Entonces lo escuché. El sonido de patas galopando detrás de mí.

Me congelé. Al inicio parecía distante, casi enteramente silenciado por la tormenta,

pero luego, un instante después, se volvió ensordecedor. Temblé donde estaba de pie. Padre.

Sabía que estaba viniendo; tenía que ser él. Mi mano dejó de acariciar el cuello del semental

y en su lugar agarré su melena empapada para salvarme la vida. ¿Violetta le había dicho a

mi padre después de todo? Tal vez él había escuchado el sonido de los cubiertos cayendo del

techo.

Y antes de que pudiera pensar algo más, lo vi, una vista que envió terror a través de mi

sangre, mi padre, sus ojos destellando, materializándose a través de la niebla de una

húmeda medianoche. En todos mis años, jamás lo vi con tanta rabia en su semblante.

Me apuré para montarme de vuelta en mi semental, pero no fui lo suficientemente

rápida. Un momento el caballo de mi padre se dirigía hacia nosotros, y el siguiente, él estaba

aquí, sus botas salpicando en un charco y su abrigo dando azotes detrás de él. Su mano se

cerró alrededor de mi brazo como un grillete de hierro.

—¿Qué estás haciendo, Adelina? —preguntó, su voz inquietantemente calmada.

Traté en vano escapar de su agarre, pero su mano solo se apretó más fuertemente hasta

que jadeé por el dolor.
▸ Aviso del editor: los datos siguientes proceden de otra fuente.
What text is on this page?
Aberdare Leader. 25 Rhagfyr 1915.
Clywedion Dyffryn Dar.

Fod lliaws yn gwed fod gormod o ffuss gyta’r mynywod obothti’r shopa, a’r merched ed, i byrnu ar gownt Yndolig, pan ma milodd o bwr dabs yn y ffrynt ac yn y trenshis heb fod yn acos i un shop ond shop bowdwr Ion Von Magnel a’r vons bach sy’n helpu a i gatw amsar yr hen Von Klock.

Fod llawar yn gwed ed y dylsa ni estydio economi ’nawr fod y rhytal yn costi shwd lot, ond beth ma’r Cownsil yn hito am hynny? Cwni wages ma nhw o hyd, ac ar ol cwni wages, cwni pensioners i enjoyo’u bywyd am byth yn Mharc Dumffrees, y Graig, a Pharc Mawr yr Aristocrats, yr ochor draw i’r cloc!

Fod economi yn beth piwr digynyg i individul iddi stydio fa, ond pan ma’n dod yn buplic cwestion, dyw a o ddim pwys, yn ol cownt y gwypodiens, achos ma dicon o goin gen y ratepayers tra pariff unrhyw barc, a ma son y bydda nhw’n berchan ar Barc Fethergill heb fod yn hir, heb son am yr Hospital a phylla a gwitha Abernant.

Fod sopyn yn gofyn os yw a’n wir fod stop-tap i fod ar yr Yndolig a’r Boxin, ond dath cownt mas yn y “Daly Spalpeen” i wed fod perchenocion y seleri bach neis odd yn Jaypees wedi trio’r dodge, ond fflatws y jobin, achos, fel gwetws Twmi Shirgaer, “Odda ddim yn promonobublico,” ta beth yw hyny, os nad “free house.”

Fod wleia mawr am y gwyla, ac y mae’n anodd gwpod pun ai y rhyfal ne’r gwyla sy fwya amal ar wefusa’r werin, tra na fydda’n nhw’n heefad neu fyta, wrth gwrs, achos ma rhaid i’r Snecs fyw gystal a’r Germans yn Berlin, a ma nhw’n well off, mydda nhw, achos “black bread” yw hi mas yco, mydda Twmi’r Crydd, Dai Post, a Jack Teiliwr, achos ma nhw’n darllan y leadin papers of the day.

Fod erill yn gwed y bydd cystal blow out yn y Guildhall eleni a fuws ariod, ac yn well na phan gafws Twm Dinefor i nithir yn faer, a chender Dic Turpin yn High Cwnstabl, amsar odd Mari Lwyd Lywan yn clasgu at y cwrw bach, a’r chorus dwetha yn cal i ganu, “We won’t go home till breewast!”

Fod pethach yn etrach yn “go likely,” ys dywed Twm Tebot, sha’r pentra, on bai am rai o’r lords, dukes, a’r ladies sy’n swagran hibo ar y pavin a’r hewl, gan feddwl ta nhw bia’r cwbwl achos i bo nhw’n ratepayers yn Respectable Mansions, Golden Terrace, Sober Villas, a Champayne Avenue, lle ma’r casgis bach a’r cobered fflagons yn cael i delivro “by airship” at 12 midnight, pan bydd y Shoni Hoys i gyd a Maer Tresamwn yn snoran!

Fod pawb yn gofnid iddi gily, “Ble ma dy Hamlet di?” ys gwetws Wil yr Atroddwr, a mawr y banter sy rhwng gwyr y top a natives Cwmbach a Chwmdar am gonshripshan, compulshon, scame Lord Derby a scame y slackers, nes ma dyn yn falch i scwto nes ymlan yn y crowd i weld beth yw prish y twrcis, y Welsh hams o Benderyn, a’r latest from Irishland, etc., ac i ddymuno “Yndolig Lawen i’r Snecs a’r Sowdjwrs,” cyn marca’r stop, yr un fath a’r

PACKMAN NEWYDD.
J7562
Mi padre haló duro, me tropecé, perdí mi equilibrio y caí contra él.

Lodo salpicó mi rostro. Todo lo que podía escuchar era el rugido de la lluvia, la oscuridad de

su voz.

—Levántate, pequeña ladrona ingrata —siseó en mi oreja, tirando de mí violentamente

hacia arriba. Entonces su voz se volvió calmante—. Vamos, mi amor. Estás volviéndote un

desastre. Déjame llevarte a casa.

Lo fulminé con la mirada y zafé mi brazo con toda mi fuerza. Su agarre se deslizó

debido a lo resbaladizo de la lluvia, mi piel se dobló dolorosamente contra la suya, y por un

instante, fui libre.

Pero entonces sentí su mano cerrada en un puñado de mi cabello. Chillé, mis manos

agarrando el aire vacío.

—Tan malhumorada. ¿Por qué no puedes ser más como tu hermana? —murmuró,

negando y arrastrándome hacia su caballo. Mi brazo golpeó la bolsa que había atado a la

silla de montar de mi caballo, y los cubiertos de plata cayeron como lluvia alrededor de

nosotros con un estruendoso repiqueteo, brillando en la noche—. ¿A dónde planeabas ir?
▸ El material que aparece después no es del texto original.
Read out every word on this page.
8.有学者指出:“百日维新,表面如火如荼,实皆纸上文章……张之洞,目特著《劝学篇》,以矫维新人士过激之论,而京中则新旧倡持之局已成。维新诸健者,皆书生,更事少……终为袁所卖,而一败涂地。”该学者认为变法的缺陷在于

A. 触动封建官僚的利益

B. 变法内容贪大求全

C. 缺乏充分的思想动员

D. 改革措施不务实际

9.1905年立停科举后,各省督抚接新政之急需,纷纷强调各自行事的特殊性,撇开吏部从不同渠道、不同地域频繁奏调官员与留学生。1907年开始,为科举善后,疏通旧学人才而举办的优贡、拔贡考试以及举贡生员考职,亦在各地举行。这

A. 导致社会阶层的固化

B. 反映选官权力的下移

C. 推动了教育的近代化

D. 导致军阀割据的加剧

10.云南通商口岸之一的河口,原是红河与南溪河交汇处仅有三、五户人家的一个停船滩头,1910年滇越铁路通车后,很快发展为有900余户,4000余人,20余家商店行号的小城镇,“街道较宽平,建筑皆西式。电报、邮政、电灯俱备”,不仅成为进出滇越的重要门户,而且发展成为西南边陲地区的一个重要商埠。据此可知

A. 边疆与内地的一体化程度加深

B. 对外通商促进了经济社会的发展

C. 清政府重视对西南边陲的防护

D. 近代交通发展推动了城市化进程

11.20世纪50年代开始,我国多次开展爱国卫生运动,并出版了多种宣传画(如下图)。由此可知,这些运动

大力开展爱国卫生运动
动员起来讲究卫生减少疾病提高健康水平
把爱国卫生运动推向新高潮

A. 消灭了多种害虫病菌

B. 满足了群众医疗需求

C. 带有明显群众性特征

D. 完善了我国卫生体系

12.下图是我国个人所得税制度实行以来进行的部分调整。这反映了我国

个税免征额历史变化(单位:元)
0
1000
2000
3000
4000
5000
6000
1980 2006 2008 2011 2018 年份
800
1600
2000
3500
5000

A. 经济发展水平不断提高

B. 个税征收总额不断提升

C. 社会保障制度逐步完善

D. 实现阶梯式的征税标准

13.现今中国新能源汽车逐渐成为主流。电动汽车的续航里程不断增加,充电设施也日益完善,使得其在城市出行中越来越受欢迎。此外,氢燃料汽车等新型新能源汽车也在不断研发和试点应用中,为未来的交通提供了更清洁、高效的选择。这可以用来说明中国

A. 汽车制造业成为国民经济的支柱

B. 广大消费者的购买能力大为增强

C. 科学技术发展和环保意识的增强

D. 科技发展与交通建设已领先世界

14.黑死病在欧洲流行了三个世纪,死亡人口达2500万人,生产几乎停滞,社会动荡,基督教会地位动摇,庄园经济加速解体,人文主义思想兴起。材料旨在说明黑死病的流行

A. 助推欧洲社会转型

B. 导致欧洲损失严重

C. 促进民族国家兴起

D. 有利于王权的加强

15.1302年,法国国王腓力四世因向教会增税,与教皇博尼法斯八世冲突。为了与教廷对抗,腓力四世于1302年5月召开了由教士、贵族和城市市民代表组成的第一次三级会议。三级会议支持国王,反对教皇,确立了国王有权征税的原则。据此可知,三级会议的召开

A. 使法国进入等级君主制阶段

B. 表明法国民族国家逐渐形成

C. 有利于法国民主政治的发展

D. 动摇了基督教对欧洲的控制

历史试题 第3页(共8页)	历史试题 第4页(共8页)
¿Quién más te querría a ti? Nunca obtendrás una mejor oferta que ésta. ¿Te das cuenta de

cuánta humillación he sufrido, lidiando con los rechazos de matrimonio que vienen en tu

camino? ¿Sabes lo duro que es para mí, disculparme por ti?
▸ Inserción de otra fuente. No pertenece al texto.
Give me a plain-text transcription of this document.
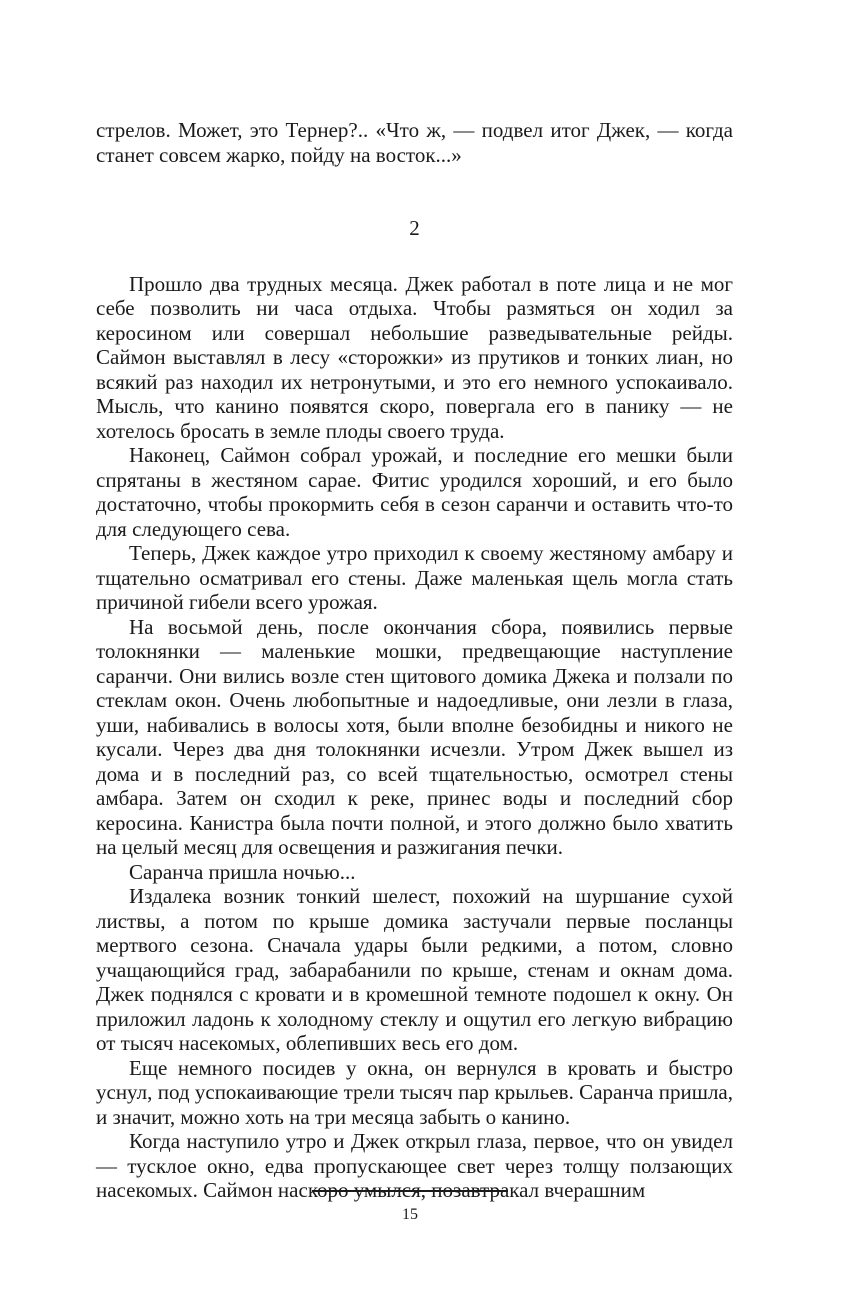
стрелов. Может, это Тернер?.. «Что ж, — подвел итог Джек, — когда станет совсем жарко, пойду на восток...»

2

Прошло два трудных месяца. Джек работал в поте лица и не мог себе позволить ни часа отдыха. Чтобы размяться он ходил за керосином или совершал небольшие разведывательные рейды. Саймон выставлял в лесу «сторожки» из прутиков и тонких лиан, но всякий раз находил их нетронутыми, и это его немного успокаивало. Мысль, что канино появятся скоро, повергала его в панику — не хотелось бросать в земле плоды своего труда.

Наконец, Саймон собрал урожай, и последние его мешки были спрятаны в жестяном сарае. Фитис уродился хороший, и его было достаточно, чтобы прокормить себя в сезон саранчи и оставить что-то для следующего сева.

Теперь, Джек каждое утро приходил к своему жестяному амбару и тщательно осматривал его стены. Даже маленькая щель могла стать причиной гибели всего урожая.

На восьмой день, после окончания сбора, появились первые толокнянки — маленькие мошки, предвещающие наступление саранчи. Они вились возле стен щитового домика Джека и ползали по стеклам окон. Очень любопытные и надоедливые, они лезли в глаза, уши, набивались в волосы хотя, были вполне безобидны и никого не кусали. Через два дня толокнянки исчезли. Утром Джек вышел из дома и в последний раз, со всей тщательностью, осмотрел стены амбара. Затем он сходил к реке, принес воды и последний сбор керосина. Канистра была почти полной, и этого должно было хватить на целый месяц для освещения и разжигания печки.

Саранча пришла ночью...

Издалека возник тонкий шелест, похожий на шуршание сухой листвы, а потом по крыше домика застучали первые посланцы мертвого сезона. Сначала удары были редкими, а потом, словно учащающийся град, забарабанили по крыше, стенам и окнам дома. Джек поднялся с кровати и в кромешной темноте подошел к окну. Он приложил ладонь к холодному стеклу и ощутил его легкую вибрацию от тысяч насекомых, облепивших весь его дом.

Еще немного посидев у окна, он вернулся в кровать и быстро уснул, под успокаивающие трели тысяч пар крыльев. Саранча пришла, и значит, можно хоть на три месяца забыть о канино.

Когда наступило утро и Джек открыл глаза, первое, что он увидел — тусклое окно, едва пропускающее свет через толщу ползающих насекомых. Саймон наскоро умылся, позавтракал вчерашним

15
Grité. Grité con todo lo que tenía, esperando que mis llantos despertaran a las

personas durmiendo en los edificios de alrededor, que ellos presenciarían la escena

desenvolviéndose. ¿Les importaría? Mi padre apretó su agarre en mi cabello y haló más

duro.

—Ven conmigo a casa ahora —dijo él, deteniéndose por un momento para verme.

Lluvia corría por sus mejillas—. Niña buena. Tu padre sabe lo que es mejor.